A medieval tower house which once stood on the site was, in 1415, held by Sir John Heron. This was destroyed by a Scottish army in 1496 commanded by James IV of Scotland and Perkin Warbeck. James IV returned on 24 August 1513 on his way to besiege Norham Castle, and held a council or parliament at "Twesil" or "Twesilhaugh."

The estate was sold by the Herons circa 1520 to a member of the Selby family. A survey in 1561 reported only the remnants of a tower house and a barmkin. John Selby seems to have repaired the buildings, and an inventory was made of the furnishings on his death in 1595 mentioning a new chamber, a gallery, and chambers in the tower. Of the medieval structure, blocked windows, a chamfered doorway and the original north-east angle quoins are all that remains visible now.

In 1685 Sir Francis Blake (d. 1718) purchased the estate from the widow Selby for £1,944, plus an annuity of £100, and the Blake family lived on the estate until 1738 when they moved to nearby Tillmouth Hall.

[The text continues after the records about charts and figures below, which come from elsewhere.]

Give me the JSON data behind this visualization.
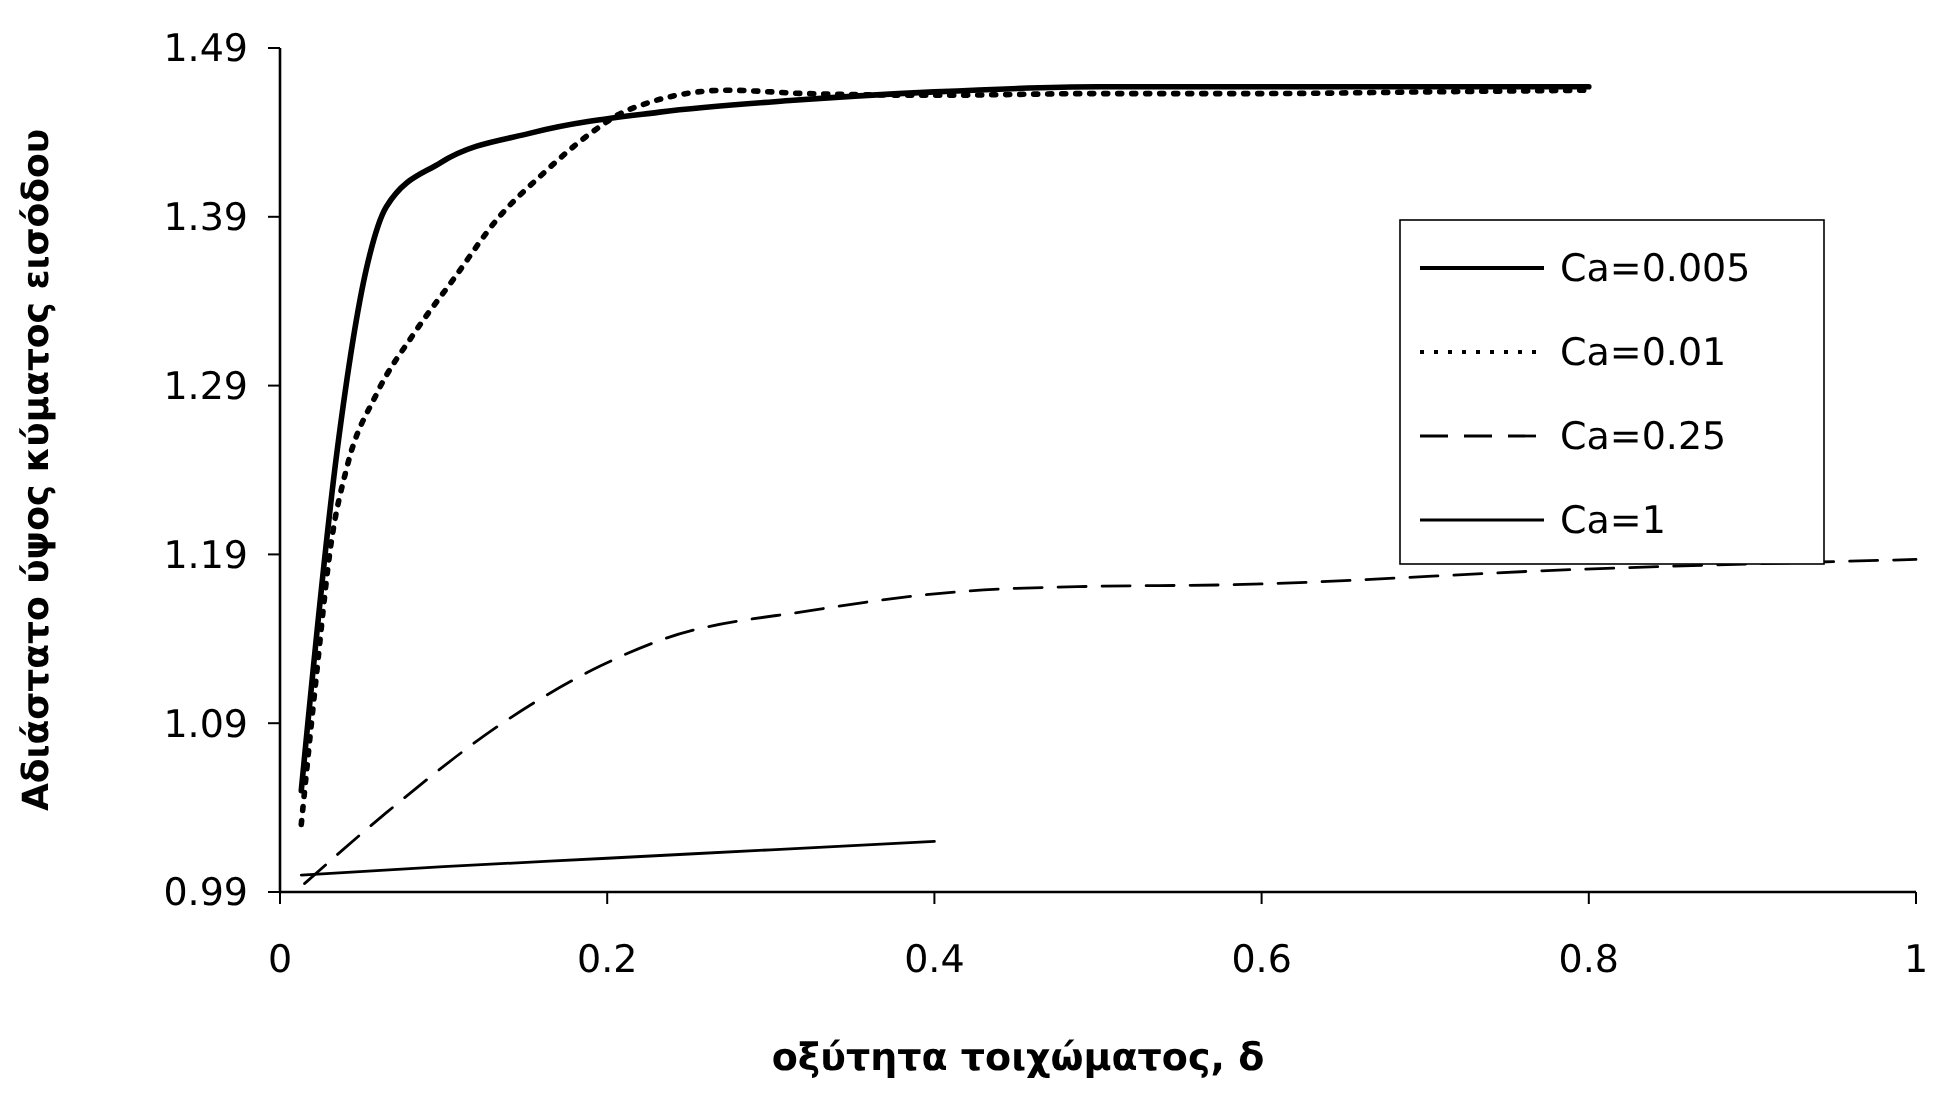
{
  "chart_data": {
    "type": "line",
    "xlabel": "οξύτητα τοιχώματος, δ",
    "ylabel": "Αδιάστατο ύψος κύματος εισόδου",
    "xlim": [
      0,
      1
    ],
    "ylim": [
      0.99,
      1.49
    ],
    "xticks": [
      0,
      0.2,
      0.4,
      0.6,
      0.8,
      1
    ],
    "yticks": [
      0.99,
      1.09,
      1.19,
      1.29,
      1.39,
      1.49
    ],
    "grid": false,
    "legend": "top right",
    "marker": "none",
    "series": [
      {
        "name": "Ca=0.005",
        "color": "#000000",
        "line_style": "solid",
        "x": [
          0.013,
          0.035,
          0.053,
          0.065,
          0.098,
          0.155,
          0.232,
          0.314,
          0.4,
          0.5,
          0.6,
          0.7,
          0.8
        ],
        "values": [
          1.05,
          1.252,
          1.36,
          1.396,
          1.422,
          1.44,
          1.452,
          1.459,
          1.464,
          1.467,
          1.467,
          1.467,
          1.467
        ]
      },
      {
        "name": "Ca=0.01",
        "color": "#000000",
        "line_style": "dotted",
        "x": [
          0.013,
          0.022,
          0.031,
          0.041,
          0.059,
          0.082,
          0.106,
          0.134,
          0.159,
          0.192,
          0.212,
          0.273,
          0.322,
          0.4,
          0.5,
          0.6,
          0.7,
          0.8
        ],
        "values": [
          1.03,
          1.116,
          1.195,
          1.242,
          1.285,
          1.321,
          1.353,
          1.39,
          1.414,
          1.441,
          1.453,
          1.465,
          1.463,
          1.462,
          1.463,
          1.463,
          1.464,
          1.465
        ]
      },
      {
        "name": "Ca=0.25",
        "color": "#000000",
        "line_style": "dashed",
        "x": [
          0.015,
          0.065,
          0.139,
          0.196,
          0.232,
          0.326,
          0.416,
          0.493,
          0.58,
          0.79,
          1.0
        ],
        "values": [
          0.995,
          1.037,
          1.092,
          1.124,
          1.139,
          1.157,
          1.168,
          1.171,
          1.172,
          1.181,
          1.187
        ]
      },
      {
        "name": "Ca=1",
        "color": "#000000",
        "line_style": "solid",
        "x": [
          0.013,
          0.1,
          0.2,
          0.3,
          0.4
        ],
        "values": [
          1.0,
          1.005,
          1.01,
          1.015,
          1.02
        ]
      }
    ]
  }
}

From about 1770, Sir Francis Blake (d. 1780) worked on the recreation of the castle as a Gothic Revival mansion, designed by architect James Nesbit of Kelso to be five levels tall. Despite some forty years of work, the project was never completed. When in 1882, the Blakes built a new mansion at Tillmouth Park much of the incomplete Twizell Castle was demolished and the stone used in the new construction or sold. The house is now a two-storey folly. Rectangular in plan, with circular towers on the angles and two wings on the north side, the basement rooms in the main block are stone and brick-vaulted as a precaution against fire.

The property is in poor order and is officially listed as of 2008 on the English Heritage Heritage at Risk Register.